If you found my content helpful then please consider supporting me to do even more crazy projects and writeups. Just click the button below to donate.
In this post we’ll look at the different formats that tend to be used around the topic of website archiving. This post is in no way an exhaustive list but it should get you up to speed with the most common formats such as WARC and CDX.
WARC/ARC Format
The WARC format is a revision of the Internet Archive’s ARC File Format. Both versions of the format are for storing the content obtained during web crawling. This consists of the content in the requests made to web servers as well as the responses from those servers.
The latest version of the format is v1.1 and can be found on the IIPCs Github . The specification gives all the information needed to deal with WARCs and should be kept close to hand.
WARCs and ARCs are typically found with the extension .warc and .arc respectively. However to save space they also have a gz compressed versions with extensions .warc.gz and arc.gz respectively. It’s important to realise that the records in the (W)ARCs are compressed separately instead of the entire file so compressing or uncompressing using a standard compression tool will not work and can result in WARCs that are incompatible with playback software.
A list of tools that understand the WARC format can be found at archiveteam.org. I developed a tool for viewing the raw content of WARC files such as records and headers. This tool is called WarcRawContentExplorer and can be seen in the image below.
Viewing Content in WARCs
To view the raw content of WARCs the WarcRawContentExplorer tool can be used. You can find the tool on github. The WarcRawContentExplorer script starts up a server on localhost:8000 which allows you to upload WARC files or browse WARC files in the same folder as the script. The interface doesn’t try to reconstruct the websites inside the WARCs. It’s use is for exploring the exact records of the WARC file, the metadata attached to them and their raw content.
CDX Index Format
A CDX file is a web archiving specific indexing format. It is used to produce an index over the WARC files in a collection. There are several different indexing methods on WARCs that can be used but they all build on top of CDX files and often require CDX files to be generated first.
An example snippet of a CDX file is shown below:
CDX N b a m s k r M S V g
uk,co,bbc)/ 20100531101456 http://www.bbc.co.uk/ text/html 200 KRKCVCVHMDGMCADAICP…
uk,co,bbc)/ 20111024195325 http://bbc.co.uk/ warc/revisit – 6G7QDRZIIE4GD3JIDKA3CU…

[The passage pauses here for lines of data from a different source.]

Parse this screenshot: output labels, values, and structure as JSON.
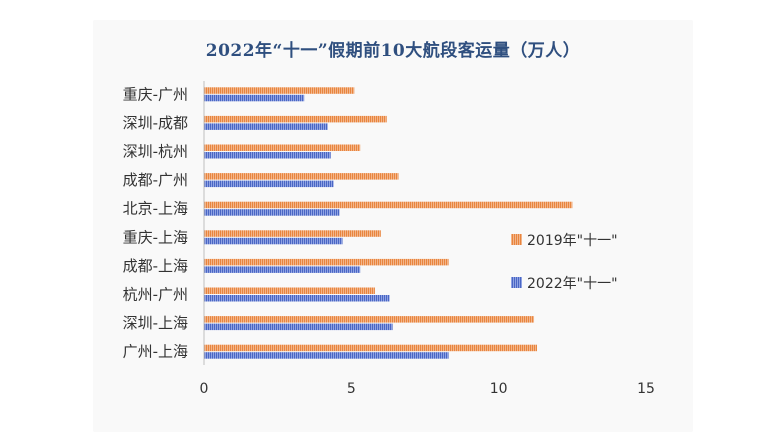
{
  "chart_data": {
    "type": "bar",
    "orientation": "horizontal",
    "title": "2022年“十一”假期前10大航段客运量（万人）",
    "categories": [
      "重庆-广州",
      "深圳-成都",
      "深圳-杭州",
      "成都-广州",
      "北京-上海",
      "重庆-上海",
      "成都-上海",
      "杭州-广州",
      "深圳-上海",
      "广州-上海"
    ],
    "series": [
      {
        "name": "2019年\"十一\"",
        "color": "#ed9a5c",
        "values": [
          5.1,
          6.2,
          5.3,
          6.6,
          12.5,
          6.0,
          8.3,
          5.8,
          11.2,
          11.3
        ]
      },
      {
        "name": "2022年\"十一\"",
        "color": "#5b78d0",
        "values": [
          3.4,
          4.2,
          4.3,
          4.4,
          4.6,
          4.7,
          5.3,
          6.3,
          6.4,
          8.3
        ]
      }
    ],
    "xlim": [
      0,
      15
    ],
    "xticks": [
      0,
      5,
      10,
      15
    ],
    "xlabel": "",
    "ylabel": "",
    "grid": false,
    "legend": "right"
  }
}
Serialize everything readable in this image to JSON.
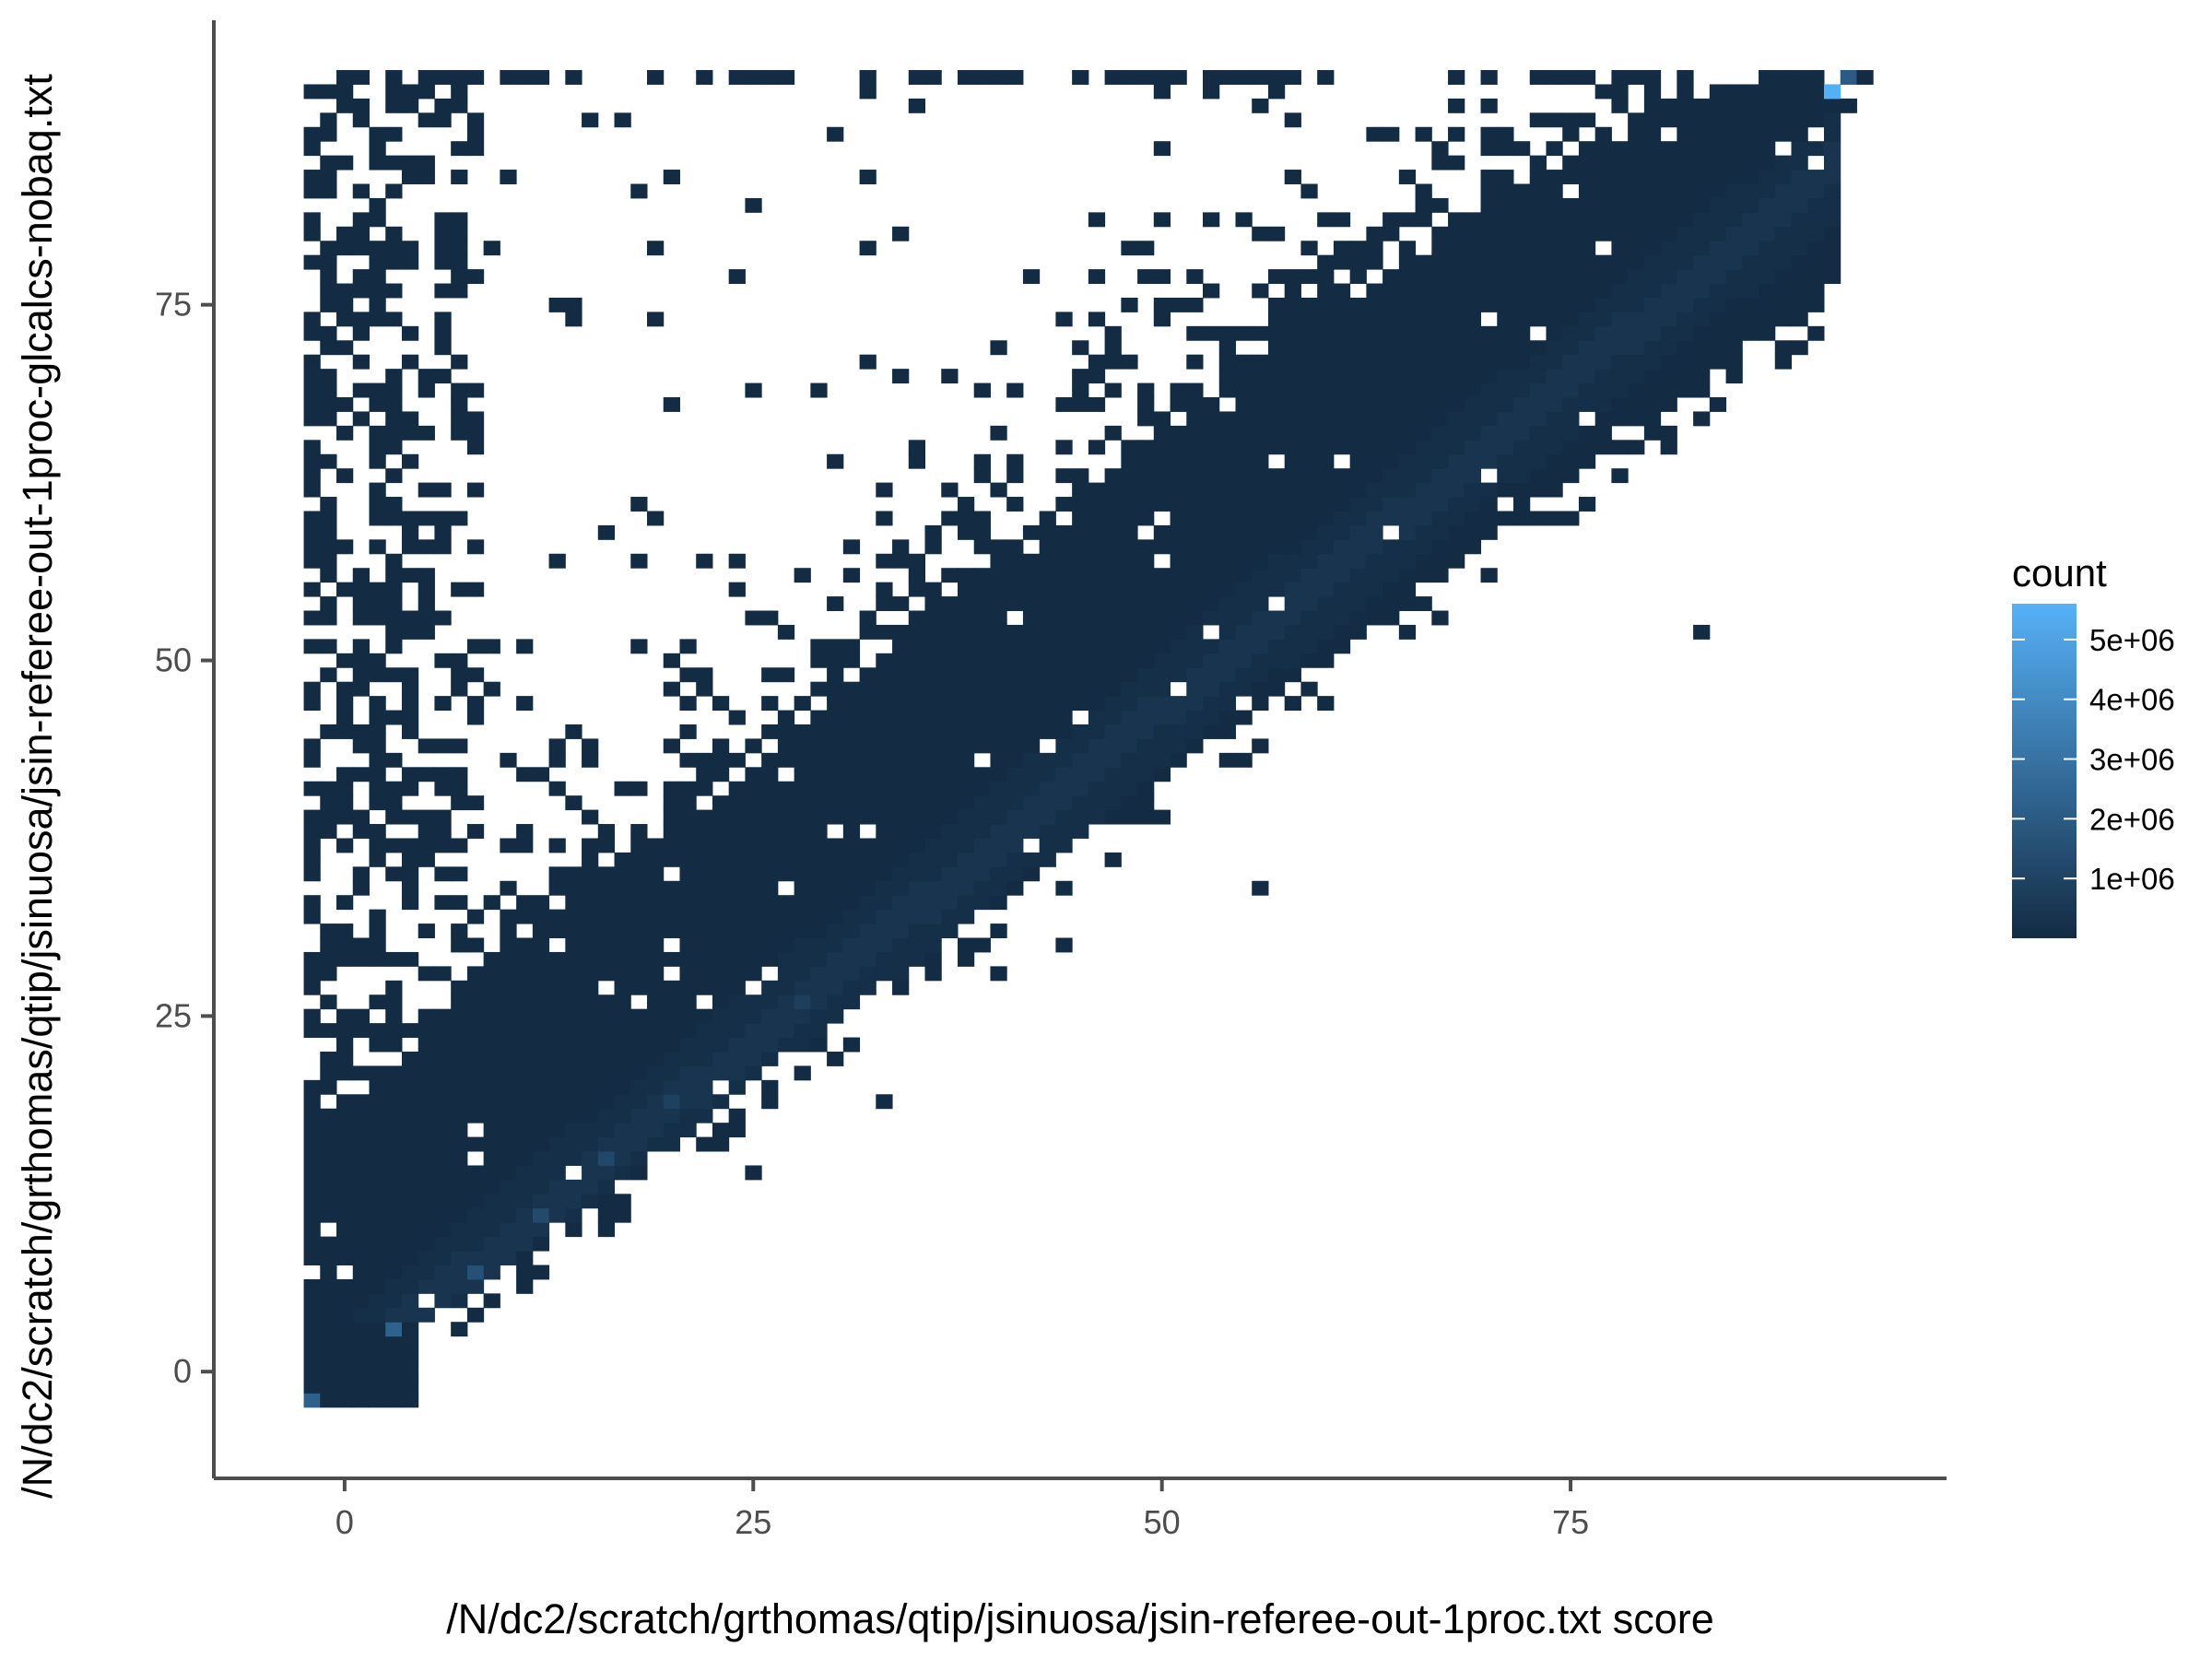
{
  "chart_data": {
    "type": "heatmap",
    "title": "",
    "xlabel": "/N/dc2/scratch/grthomas/qtip/jsinuosa/jsin-referee-out-1proc.txt score",
    "ylabel": "/N/dc2/scratch/grthomas/qtip/jsinuosa/jsin-referee-out-1proc-glcalcs-nobaq.txt",
    "xlim": [
      -8,
      98
    ],
    "ylim": [
      -7.5,
      95
    ],
    "x_ticks": [
      0,
      25,
      50,
      75
    ],
    "y_ticks": [
      0,
      25,
      50,
      75
    ],
    "x_tick_labels": [
      "0",
      "25",
      "50",
      "75"
    ],
    "y_tick_labels": [
      "0",
      "25",
      "50",
      "75"
    ],
    "grid": false,
    "bin_width": 1,
    "x_bin_range": [
      -2,
      93
    ],
    "y_bin_range": [
      -2,
      91
    ],
    "bulk_region": {
      "description_of_shape": "dense band between lower edge y ~= 0.85x and upper edge rising from ~15 at x=0 to 91 at x=85",
      "lower_edge_slope": 0.85,
      "upper_edge_points": [
        [
          0,
          18
        ],
        [
          10,
          30
        ],
        [
          20,
          38
        ],
        [
          30,
          47
        ],
        [
          40,
          58
        ],
        [
          50,
          66
        ],
        [
          60,
          74
        ],
        [
          70,
          82
        ],
        [
          80,
          88
        ],
        [
          85,
          91
        ]
      ]
    },
    "hot_cells": [
      {
        "x": 91,
        "y": 90,
        "count": 5500000
      },
      {
        "x": 92,
        "y": 91,
        "count": 2000000
      },
      {
        "x": -2,
        "y": -2,
        "count": 2200000
      },
      {
        "x": 3,
        "y": 3,
        "count": 2300000
      },
      {
        "x": 8,
        "y": 7,
        "count": 1600000
      },
      {
        "x": 12,
        "y": 11,
        "count": 1300000
      },
      {
        "x": 16,
        "y": 15,
        "count": 1200000
      },
      {
        "x": 20,
        "y": 19,
        "count": 900000
      },
      {
        "x": 28,
        "y": 26,
        "count": 800000
      }
    ],
    "outlier_cells": [
      [
        83,
        52
      ],
      [
        33,
        19
      ],
      [
        40,
        28
      ],
      [
        44,
        30
      ],
      [
        25,
        14
      ],
      [
        56,
        34
      ]
    ],
    "legend": {
      "title": "count",
      "placement": "right",
      "type": "colorbar",
      "range": [
        0,
        5600000
      ],
      "ticks": [
        1000000,
        2000000,
        3000000,
        4000000,
        5000000
      ],
      "tick_labels": [
        "1e+06",
        "2e+06",
        "3e+06",
        "4e+06",
        "5e+06"
      ],
      "low_color": "#132B43",
      "high_color": "#56B1F7"
    }
  }
}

As can be seen the first line is a header describing what the fields are and then each row underneath that represents a single record in the WARC. Each field in a row is separated by a space. Each letter in the header after CDX represents what the nth field in each row is. A complete list of what each letter is can be found in the OpenWayback source code.
WACZ Format
A relatively new archiving format compared to others on this page. The WACZ format proposal is available on github and is backed by the well respected WebRecorder project. In summary, the WACZ format is an encapsulation of WARC and CDX files along with extra metadata to make a more portable web archive format.
Other Formats
Some other lesser used formats I have come across are listed below.
Dublin Core Metadata Element Set
Used by the Archive-it tool. More details about the format can be found at dublincore.org.
HAR
A HAR file is encoded with a simple JSON format, which is both easily created and consumed. Each HAR file contains a list of loaded pages, and a list of entries for each requested resource for each page. The main difference between a HAR and WARC is that HARs contain lots of timing information and are used for writing the results of page load times to file. As a result, HAR files tend to be used for timing websites and browsers. Tools exist that can convert a HAR file to a WARC. However I don’t know what information is lost in the conversion or capture by using a HAR so I would not recommend using HARs for storing web archive content.